First, however, I would like to strongly state that ALL abuse of any form is egregious. In fact, I'm not sure there are even levels of abuse because, to me, that would imply some forms of abuse are "better" and some are "worse". I don't believe that.
Second, I am overwhemingly grateful that there are people on this planet that get to live free of abuse. It's like "Oh thank god there are people that DON'T know". It took me a long time to realize that EVERYONE didn't feel the way I did.

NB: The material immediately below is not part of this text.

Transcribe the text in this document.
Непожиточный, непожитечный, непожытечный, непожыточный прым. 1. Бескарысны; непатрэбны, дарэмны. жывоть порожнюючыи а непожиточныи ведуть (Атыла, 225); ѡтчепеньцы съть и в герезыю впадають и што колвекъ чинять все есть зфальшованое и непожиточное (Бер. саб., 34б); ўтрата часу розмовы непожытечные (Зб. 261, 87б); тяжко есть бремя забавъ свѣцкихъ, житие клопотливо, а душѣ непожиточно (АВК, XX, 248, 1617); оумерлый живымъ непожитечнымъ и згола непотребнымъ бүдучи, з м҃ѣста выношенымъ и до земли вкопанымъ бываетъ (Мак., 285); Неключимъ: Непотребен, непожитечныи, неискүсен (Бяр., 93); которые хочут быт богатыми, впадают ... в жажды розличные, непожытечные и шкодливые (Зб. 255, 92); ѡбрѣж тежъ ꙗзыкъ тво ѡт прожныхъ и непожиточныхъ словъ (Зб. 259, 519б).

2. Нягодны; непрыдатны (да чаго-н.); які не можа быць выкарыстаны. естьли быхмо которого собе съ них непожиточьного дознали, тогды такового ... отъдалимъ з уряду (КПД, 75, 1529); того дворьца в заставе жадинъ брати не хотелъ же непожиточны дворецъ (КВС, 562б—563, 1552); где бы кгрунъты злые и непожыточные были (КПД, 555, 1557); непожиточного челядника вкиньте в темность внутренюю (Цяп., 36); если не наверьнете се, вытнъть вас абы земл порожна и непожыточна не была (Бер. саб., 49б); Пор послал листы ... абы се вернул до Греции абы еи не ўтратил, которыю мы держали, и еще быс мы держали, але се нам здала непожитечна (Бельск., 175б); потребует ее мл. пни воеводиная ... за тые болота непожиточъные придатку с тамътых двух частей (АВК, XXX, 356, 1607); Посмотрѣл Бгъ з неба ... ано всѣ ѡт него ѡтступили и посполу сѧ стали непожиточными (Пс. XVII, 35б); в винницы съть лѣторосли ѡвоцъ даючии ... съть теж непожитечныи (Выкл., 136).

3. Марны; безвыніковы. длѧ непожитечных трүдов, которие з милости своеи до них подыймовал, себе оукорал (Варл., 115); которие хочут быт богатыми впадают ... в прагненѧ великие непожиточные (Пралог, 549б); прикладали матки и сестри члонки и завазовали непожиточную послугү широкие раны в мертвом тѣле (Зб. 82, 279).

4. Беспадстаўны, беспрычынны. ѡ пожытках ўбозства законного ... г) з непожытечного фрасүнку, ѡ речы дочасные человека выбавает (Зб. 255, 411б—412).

Third, I've thought a lot about why people who have experienced violence in their childhood DO feel a sense of relief when they meet others who have had a common experience.
It's really not about excluding others, or saying that others have nothing to contribute to my recovery - because clearly they do.It's more about NOT having to talk about it and not feeling so isolated by your past and just having a common experience.
However, I will stand by my statement that people who have not experienced extreme abuse simply do not have the capacity to understand what it is like. But here's the kicker - I personally am GLAD that they can't.
My therapist likened it to how war veterans continue to get together years after their war is over. It's not that they are excluding others, it is that when they are together they're included with each other.
I've never stormed the beaches of normandy or been on a battleship that was sinking and I wouldn't even presume to understand what they've been through or question the fact that they want to get together.
Sometimes, it's just nice to get together.